The Difference Between Worldly and Christian Hedonism:
Some people are inclined to believe that Christians are supposed to seek God’s will as opposed to pursuing their own pleasure. But what makes Biblical morality different than worldly hedonism is not that Biblical morality is disinterested and duty-driven, but that it is interested in vastly greater and purer things. Christian Hedonism is Biblical morality because it recognizes that obeying God is the only route to final and lasting happiness. Here are some examples of this from the Bible:
Luke 6:35 says, “Love your enemies, and do good, and lend, expecting nothing in return; and your reward will be great.” It is clear when Jesus says “expect nothing in return” that we should not be motivated by worldly aggrandizement, but we are given strength to suffer loss by the promise of a future reward.
Again, in Luke 14:12-14: “When you give a dinner or a banquet, do not invite your friends or your brothers or your kinsmen or rich neighbors, lest they also invite you in return, and you be repaid. But when you give a feast, invite the poor… and you will be blessed, because they cannot repay you. You will be repaid at the resurrection of the just.” That is, don’t do good deeds for worldly advantage; rather, do them for spiritual, heavenly benefits.
-John Piper
Beyond that, I’ll let you read the book for yourself and draw your own conclusions if you find yourself searching for deeper meaning. The subject of this blog entry is not about Christian Hedonism directly, but rather about a quote within “Desiring God” that I found ASTOUNDING and haven’t been able to get out of my mind since.
Piper writes:
In “The Simple Life”, Vernard Eller delights himself in some of the great parables of SØren Kierkegaard. One of his favorites is the parable of the lighted carriage and the starlit night. We could also call it the crisis of Christian Hedonism. It goes like this:
“When the prosperous man on a dark but starlit night drives comfortably in his carriage and has the lanterns lighted, aye, then he is safe, he fears no difficulty, he carries his light with him, and it is not dark close around him. But precisely because he has the lanterns lighted, and has a strong light close to him, precisely for this reason, he cannot see the stars. For his lights obscure the stars, which the poor peasant, driving without lights, can see gloriously in the dark but starry night. So those deceived ones live in the temporal existence: either, occupied with the necessities of life, they are too busy to avail themselves of the view, or in their prosperity and good days they have, as it were, lanterns lighted, and close about them everything is so satisfactory, so pleasant, so comfortable — but the view is lacking, the prospect, the view of the stars.”

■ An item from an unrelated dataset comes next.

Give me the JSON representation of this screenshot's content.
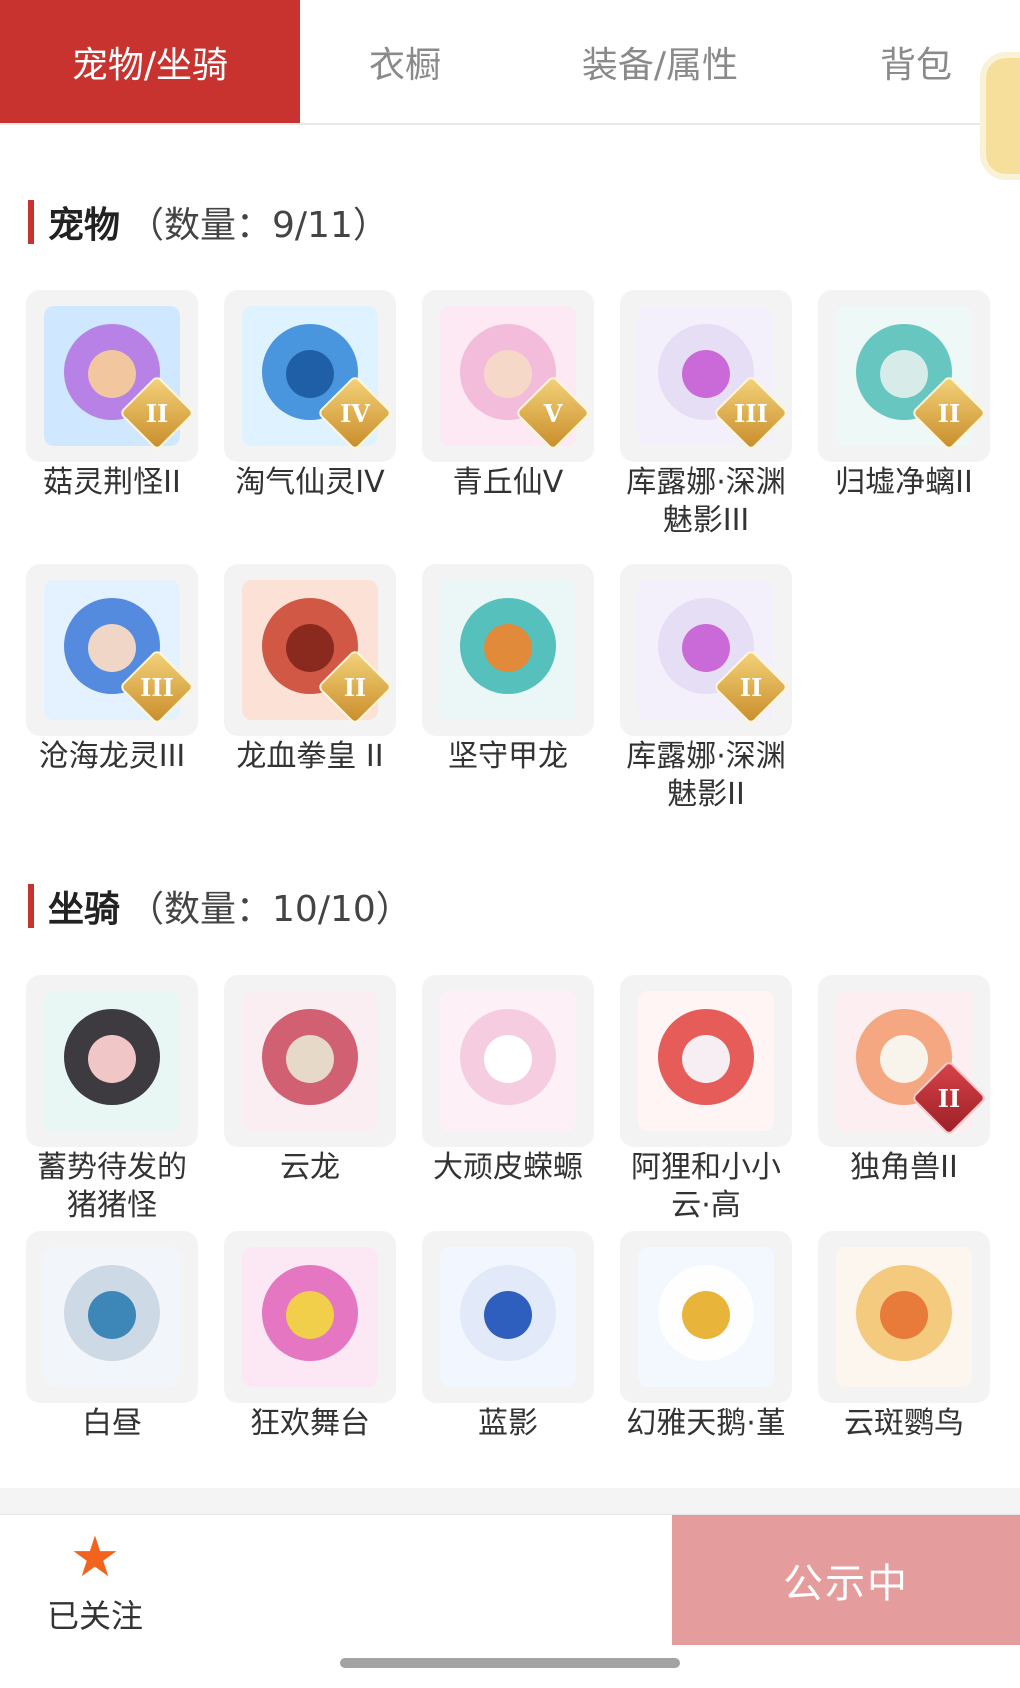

This parable BLEW MY MIND. What a potent dose of perspective these words are! And furthermore, which man am I? Am I MISSING OUT completely on the beauty that lies around me because I choose to live in a temporal existence occupied with the pleasures/necessities of life versus an awareness and enjoyment of God?
Piper summarizes:
Eller comments, “Clearly, ‘the view of the stars’ here intends one’s awareness and enjoyment of God.” The rich and busy who surround themselves with the carriage lights of temporal comfort, or the busy who cover themselves with troublesome care, cut themselves off from what Kierkegaard calls “the absolute joy”:
What indescribable joy! — joy over God the Almighty… for this is the absolute joy, to adore the almighty power with which God the Almighty bears all thy care and sorrow as easily as nothing.
Wow.
If you really mull this over, it’ll have you tossing and turning in no time — and the more you think about it, the more profound it becomes.
I’m a thinker, not a talker. Mind pictures, exemplums and allegories hit home. This one was a grand slam.
I’m unbelievably excited about this.
Thank you, Adam Young.
I need to continue on to the appendices! How often do I need to be reminded that my absolute joy can only be found in God alone.